In this example we implement the methods from Uncertainty Estimation for Heatmap-based Landmark Localization. The method is Quantile Binning, which bins landmark predictions by any continuous uncertainty estimation measure. We assign each bin estimated localization error bounds. We can use these bins to filter out the worst predictions, or identify the likely best predictions.
We evaluate how well an uncertainty measure predicts localization error by measuring the Jaccard Index (a similarity measure) between the predicted bins and the ground truth error quantiles. We also evaluate the accuracy of the estimated error bounds. This framework is applicable to any dataset consisting of (Continuous Uncertainty Measure, Continuous Evaluation Metric) tuples.
Fig. 1 depicts the features exemplified in this example. Note that a) and b) are precomputed and provided in tabular form for this example.
We provide three tabular datasets containing landmark localization error and uncertainty estimation values: 1) 303 Short Axis View CMR images with 3 landmarks (SA), 422 Four Chamber View CMR images with 3 landmarks (4ch), and 400 Cephalometric Radiology images with 19 landmarks (Cephalometric). The CMR dataset is from the ASPIRE Registry, and the Cephalometric dataset is from an ISBI grand challenge.
For each uncertainty measure we provide tuples of (Continuous Uncertainty Measure, Continuous Localization Error) for each sample in the validation and test set in tabular form. We have split the data into 8 folds and used cross validation to gather validation and test set uncertainty tuples for every sample in the datasets.
In this example, we compare the uncertainty measures:
- Single Maximum Heatmap Activation (S-MHA).
- Ensemble Maximum Heatmap Activation (E-MHA).
- Ensemble Coordinate Prediction Variance (E-CPV).
We compare these measures on landmark predictions from:
- A U-Net model.
- A PHD-Net model.
Clone the repo
git clone https://github.com/Schobs/Qbin
Install the required packages:
conda create --n qbin_env, conda activate qbin_env (Optional)

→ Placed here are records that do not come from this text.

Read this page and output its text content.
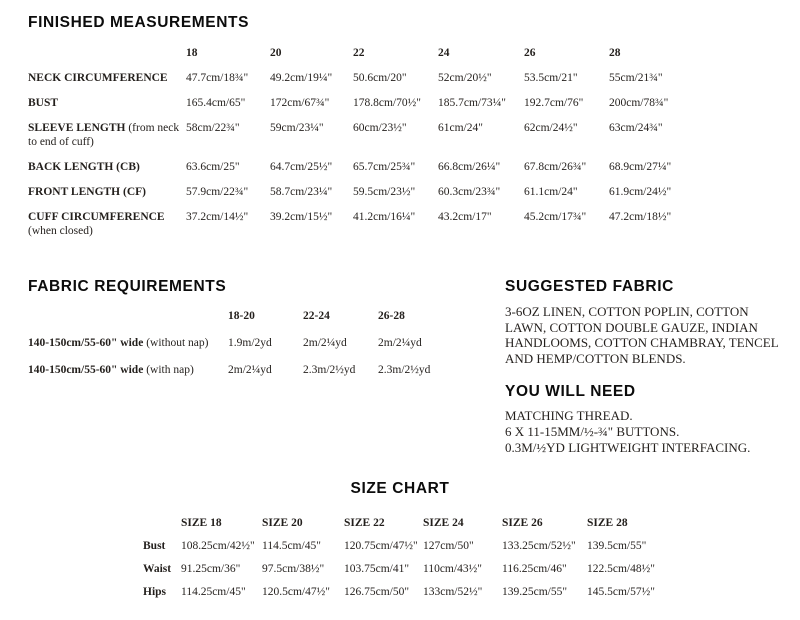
FINISHED MEASUREMENTS
	18	20	22	24	26	28
NECK CIRCUMFERENCE	47.7cm/18¾"	49.2cm/19¼"	50.6cm/20"	52cm/20½"	53.5cm/21"	55cm/21¾"
BUST	165.4cm/65"	172cm/67¾"	178.8cm/70½"	185.7cm/73¼"	192.7cm/76"	200cm/78¾"
SLEEVE LENGTH (from neck to end of cuff)	58cm/22¾"	59cm/23¼"	60cm/23½"	61cm/24"	62cm/24½"	63cm/24¾"
BACK LENGTH (CB)	63.6cm/25"	64.7cm/25½"	65.7cm/25¾"	66.8cm/26¼"	67.8cm/26¾"	68.9cm/27¼"
FRONT LENGTH (CF)	57.9cm/22¾"	58.7cm/23¼"	59.5cm/23½"	60.3cm/23¾"	61.1cm/24"	61.9cm/24½"
CUFF CIRCUMFERENCE (when closed)	37.2cm/14½"	39.2cm/15½"	41.2cm/16¼"	43.2cm/17"	45.2cm/17¾"	47.2cm/18½"
FABRIC REQUIREMENTS
	18-20	22-24	26-28
140-150cm/55-60" wide (without nap)	1.9m/2yd	2m/2¼yd	2m/2¼yd
140-150cm/55-60" wide (with nap)	2m/2¼yd	2.3m/2½yd	2.3m/2½yd
SUGGESTED FABRIC

3-6OZ LINEN, COTTON POPLIN, COTTON LAWN, COTTON DOUBLE GAUZE, INDIAN HANDLOOMS, COTTON CHAMBRAY, TENCEL AND HEMP/COTTON BLENDS.

YOU WILL NEED
MATCHING THREAD.
6 X 11-15MM/½-¾" BUTTONS.
0.3M/½YD LIGHTWEIGHT INTERFACING.
SIZE CHART
	SIZE 18	SIZE 20	SIZE 22	SIZE 24	SIZE 26	SIZE 28
Bust	108.25cm/42½"	114.5cm/45"	120.75cm/47½"	127cm/50"	133.25cm/52½"	139.5cm/55"
Waist	91.25cm/36"	97.5cm/38½"	103.75cm/41"	110cm/43½"	116.25cm/46"	122.5cm/48½"
Hips	114.25cm/45"	120.5cm/47½"	126.75cm/50"	133cm/52½"	139.25cm/55"	145.5cm/57½"
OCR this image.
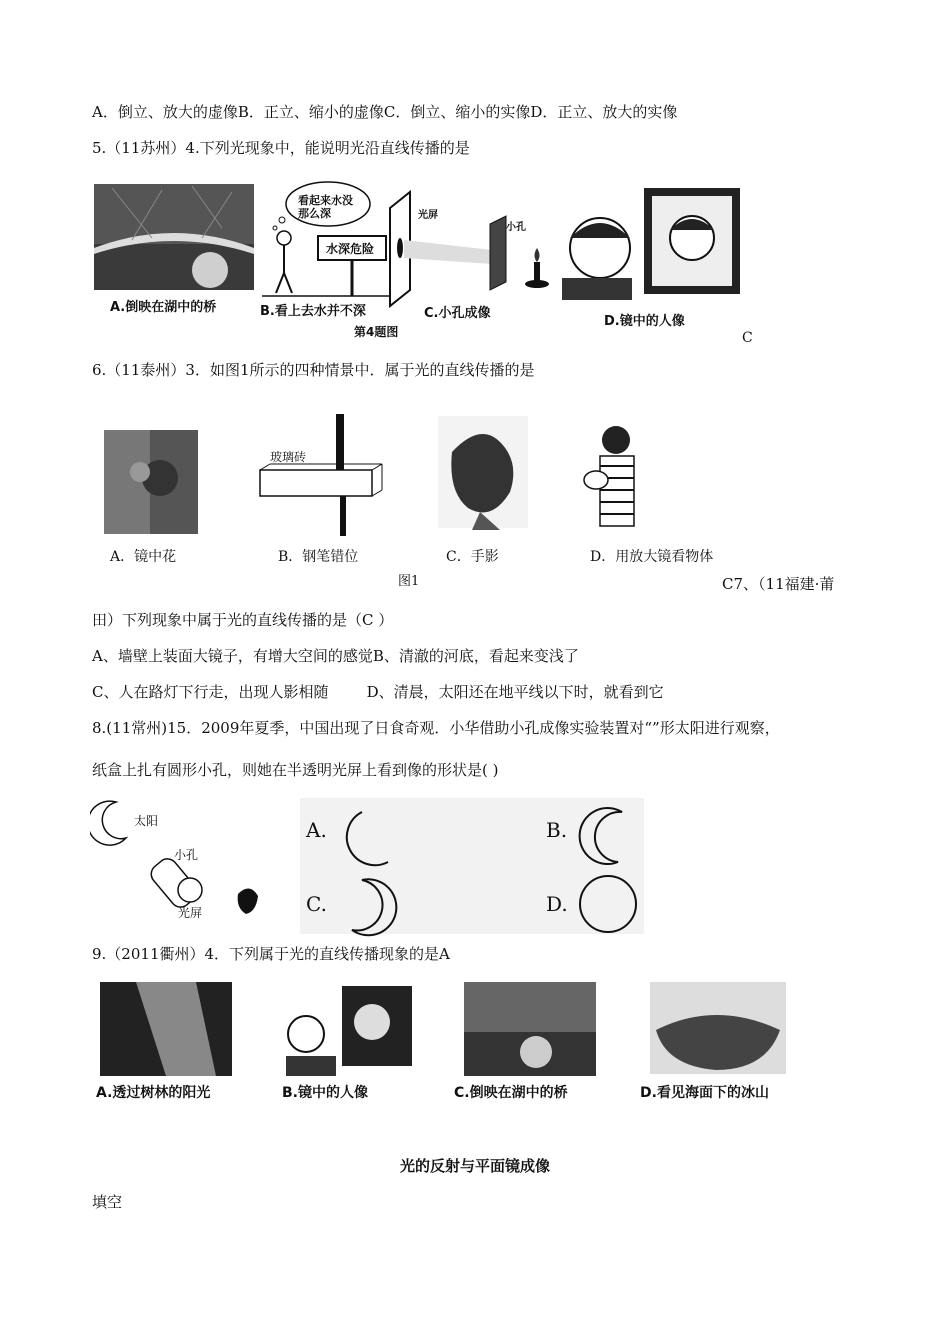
A．倒立、放大的虚像B．正立、缩小的虚像C．倒立、缩小的实像D．正立、放大的实像
5.（11苏州）4.下列光现象中，能说明光沿直线传播的是
A.倒映在湖中的桥	B.看上去水并不深	C.小孔成像
D.镜中的人像
第4题图
看起来水没那么深
水深危险
光屏
小孔
C
6.（11泰州）3．如图1所示的四种情景中．属于光的直线传播的是
玻璃砖
A．镜中花	B．钢笔错位	C．手影	D．用放大镜看物体
图1	C7、（11福建·莆
田）下列现象中属于光的直线传播的是（C ）
A、墙壁上装面大镜子，有增大空间的感觉B、清澈的河底，看起来变浅了
C、人在路灯下行走，出现人影相随        D、清晨，太阳还在地平线以下时，就看到它
8.(11常州)15．2009年夏季，中国出现了日食奇观．小华借助小孔成像实验装置对“”形太阳进行观察，
纸盒上扎有圆形小孔，则她在半透明光屏上看到像的形状是( )
太阳
小孔
光屏
A.	B.
C.	D.
9.（2011衢州）4．下列属于光的直线传播现象的是A
A.透过树林的阳光	B.镜中的人像	C.倒映在湖中的桥	D.看见海面下的冰山
光的反射与平面镜成像
填空
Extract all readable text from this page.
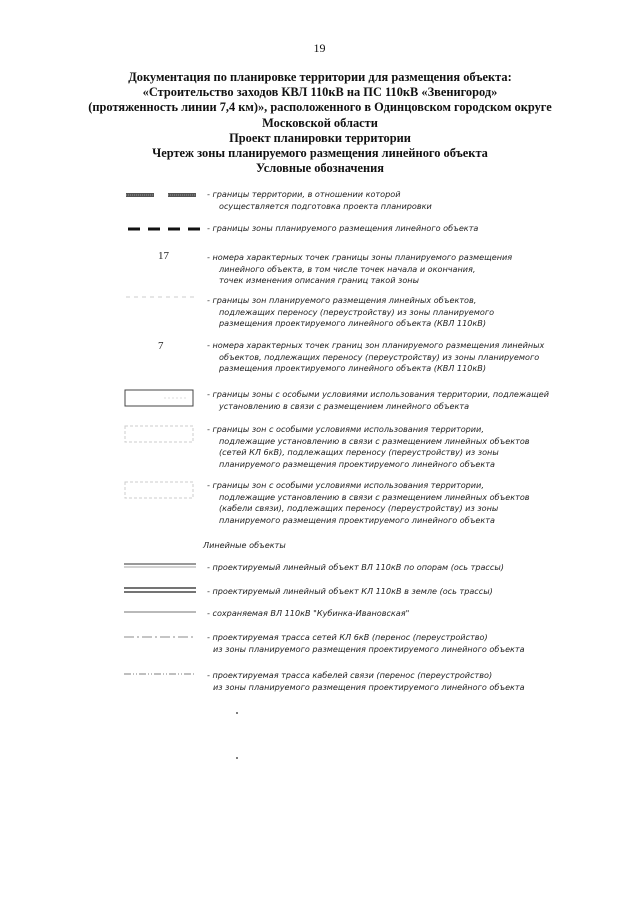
19
Документация по планировке территории для размещения объекта:
«Строительство заходов КВЛ 110кВ на ПС 110кВ «Звенигород»
(протяженность линии 7,4 км)», расположенного в Одинцовском городском округе
Московской области
Проект планировки территории
Чертеж зоны планируемого размещения линейного объекта
Условные обозначения
- границы территории, в отношении которой
осуществляется подготовка проекта планировки
- границы зоны планируемого размещения линейного объекта
17	- номера характерных точек границы зоны планируемого размещения
линейного объекта, в том числе точек начала и окончания,
точек изменения описания границ такой зоны
- границы зон планируемого размещения линейных объектов,
подлежащих переносу (переустройству) из зоны планируемого
размещения проектируемого линейного объекта (КВЛ 110кВ)
7	- номера характерных точек границ зон планируемого размещения линейных
объектов, подлежащих переносу (переустройству) из зоны планируемого
размещения проектируемого линейного объекта (КВЛ 110кВ)
- границы зоны с особыми условиями использования территории, подлежащей
установлению в связи с размещением линейного объекта
- границы зон с особыми условиями использования территории,
подлежащие установлению в связи с размещением линейных объектов
(сетей КЛ 6кВ), подлежащих переносу (переустройству) из зоны
планируемого размещения проектируемого линейного объекта
- границы зон с особыми условиями использования территории,
подлежащие установлению в связи с размещением линейных объектов
(кабели связи), подлежащих переносу (переустройству) из зоны
планируемого размещения проектируемого линейного объекта
Линейные объекты
- проектируемый линейный объект ВЛ 110кВ по опорам (ось трассы)
- проектируемый линейный объект КЛ 110кВ в земле (ось трассы)
- сохраняемая ВЛ 110кВ "Кубинка-Ивановская"
- проектируемая трасса сетей КЛ 6кВ (перенос (переустройство)
из зоны планируемого размещения проектируемого линейного объекта
- проектируемая трасса кабелей связи (перенос (переустройство)
из зоны планируемого размещения проектируемого линейного объекта
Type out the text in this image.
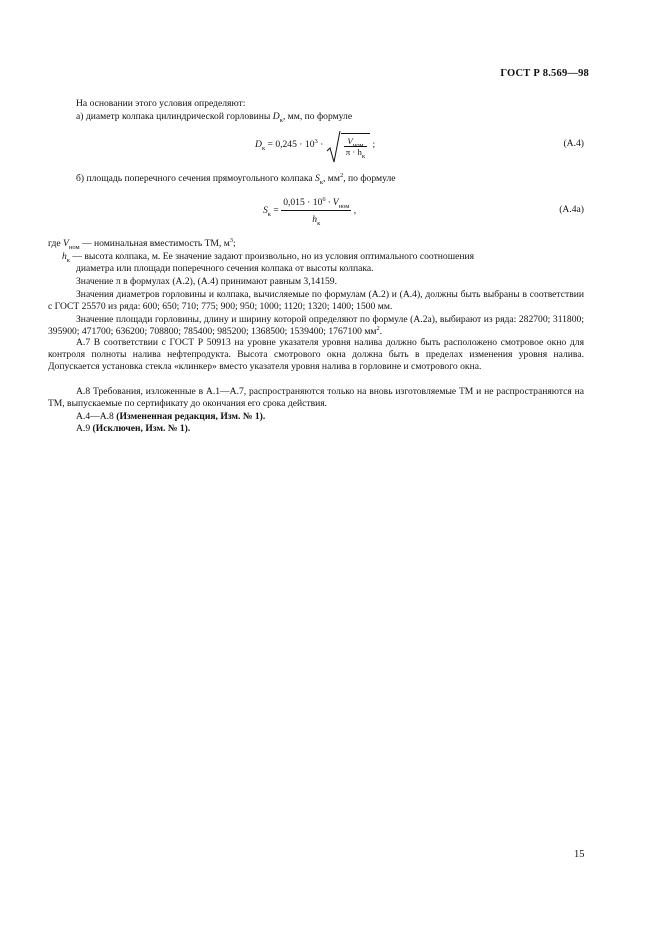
ГОСТ Р 8.569—98
На основании этого условия определяют:
а) диаметр колпака цилиндрической горловины $D_к$, мм, по формуле
$D_к = 0,245 \cdot 10^3 \cdot \frac{V_{ном}}{\pi \cdot h_к}$ ;	(А.4)
б) площадь поперечного сечения прямоугольного колпака $S_к$, $мм^2$, по формуле
$S_к = \frac{0,015 \cdot 10^6 \cdot V_{ном}}{h_к}$ ,	(А.4а)
где $V_{ном}$ — номинальная вместимость ТМ, $м^3$;
$h_к$ — высота колпака, м. Ее значение задают произвольно, но из условия оптимального соотношения
диаметра или площади поперечного сечения колпака от высоты колпака.
Значение π в формулах (А.2), (А.4) принимают равным 3,14159.
Значения диаметров горловины и колпака, вычисляемые по формулам (А.2) и (А.4), должны быть выбраны в соответствии с ГОСТ 25570 из ряда: 600; 650; 710; 775; 900; 950; 1000; 1120; 1320; 1400; 1500 мм.
Значение площади горловины, длину и ширину которой определяют по формуле (А.2а), выбирают из ряда: 282700; 311800; 395900; 471700; 636200; 708800; 785400; 985200; 1368500; 1539400; 1767100 $мм^2$.
А.7 В соответствии с ГОСТ Р 50913 на уровне указателя уровня налива должно быть расположено смотровое окно для контроля полноты налива нефтепродукта. Высота смотрового окна должна быть в пределах изменения уровня налива. Допускается установка стекла «клинкер» вместо указателя уровня налива в горловине и смотрового окна.
А.8 Требования, изложенные в А.1—А.7, распространяются только на вновь изготовляемые ТМ и не распространяются на ТМ, выпускаемые по сертификату до окончания его срока действия.
А.4—А.8 (Измененная редакция, Изм. № 1).
А.9 (Исключен, Изм. № 1).
15
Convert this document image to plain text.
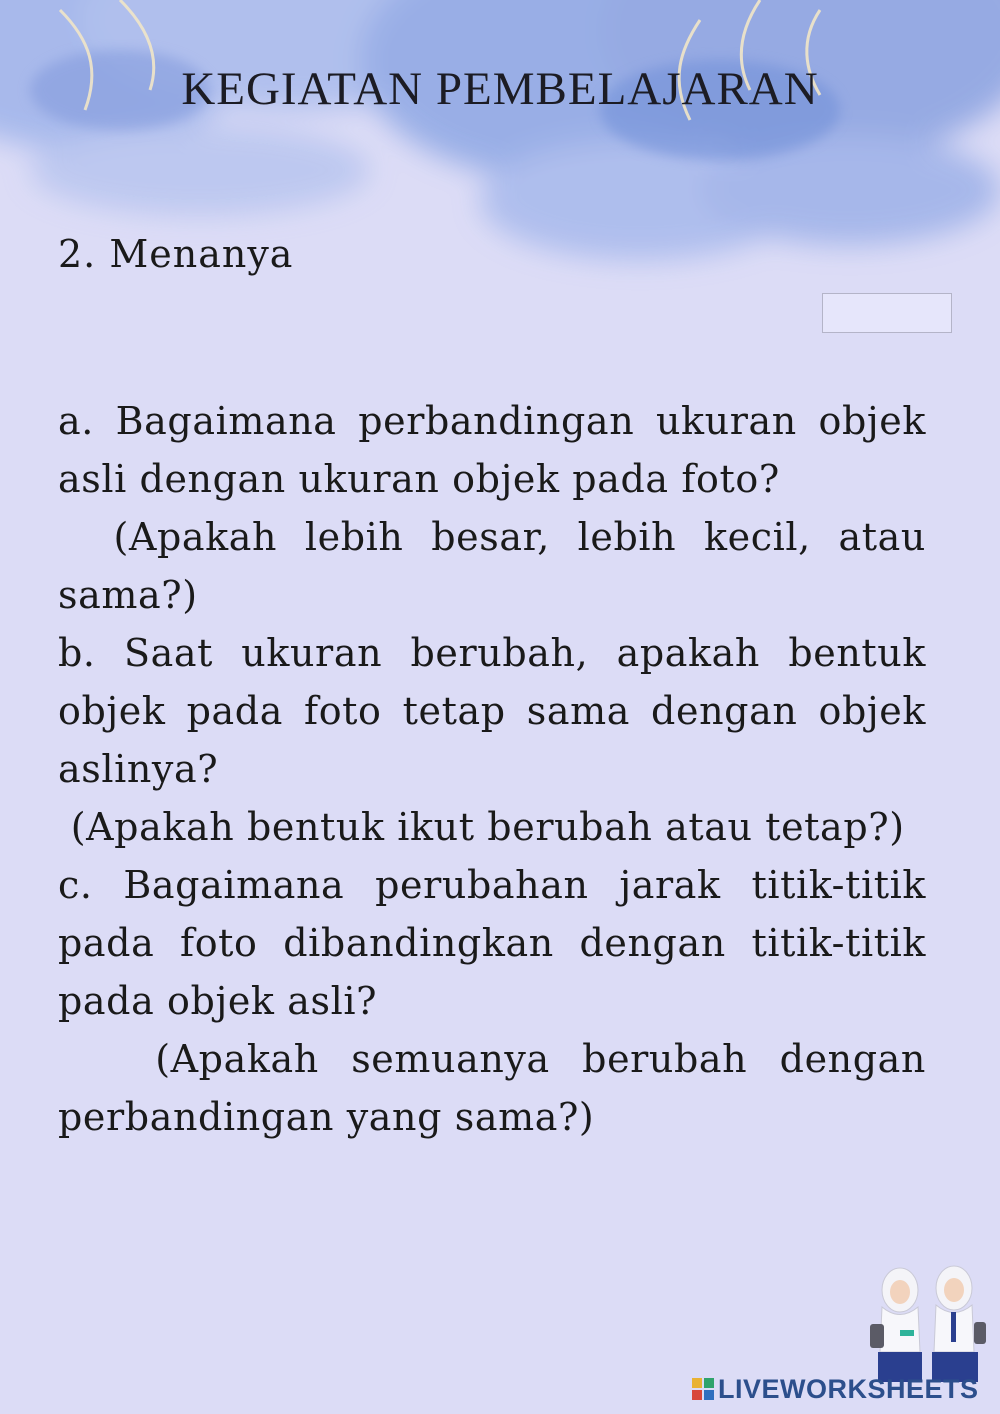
KEGIATAN PEMBELAJARAN
2. Menanya

a. Bagaimana perbandingan ukuran objek asli dengan ukuran objek pada foto?

(Apakah lebih besar, lebih kecil, atau sama?)

b. Saat ukuran berubah, apakah bentuk objek pada foto tetap sama dengan objek aslinya?

(Apakah bentuk ikut berubah atau tetap?)

c. Bagaimana perubahan jarak titik-titik pada foto dibandingkan dengan titik-titik pada objek asli?

(Apakah semuanya berubah dengan perbandingan yang sama?)

LIVEWORKSHEETS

pip install -r requirements.txt
Run Quantile Binning for the Four Chamber, Short Axis, and Cephalometric data respectively:
cd code
python main.py --cfg configs/4CH_data.yaml
python main.py --cfg configs/SA_data.yaml
python main.py --cfg configs/isbi_config.yaml
Tip: To save all figures automatically instead of displaying, set SAVE_FIGURES: True in the .yaml file.
Edit it the above yaml files for additional configuration options.
Find additional experimental results from our paper in the additional results folder.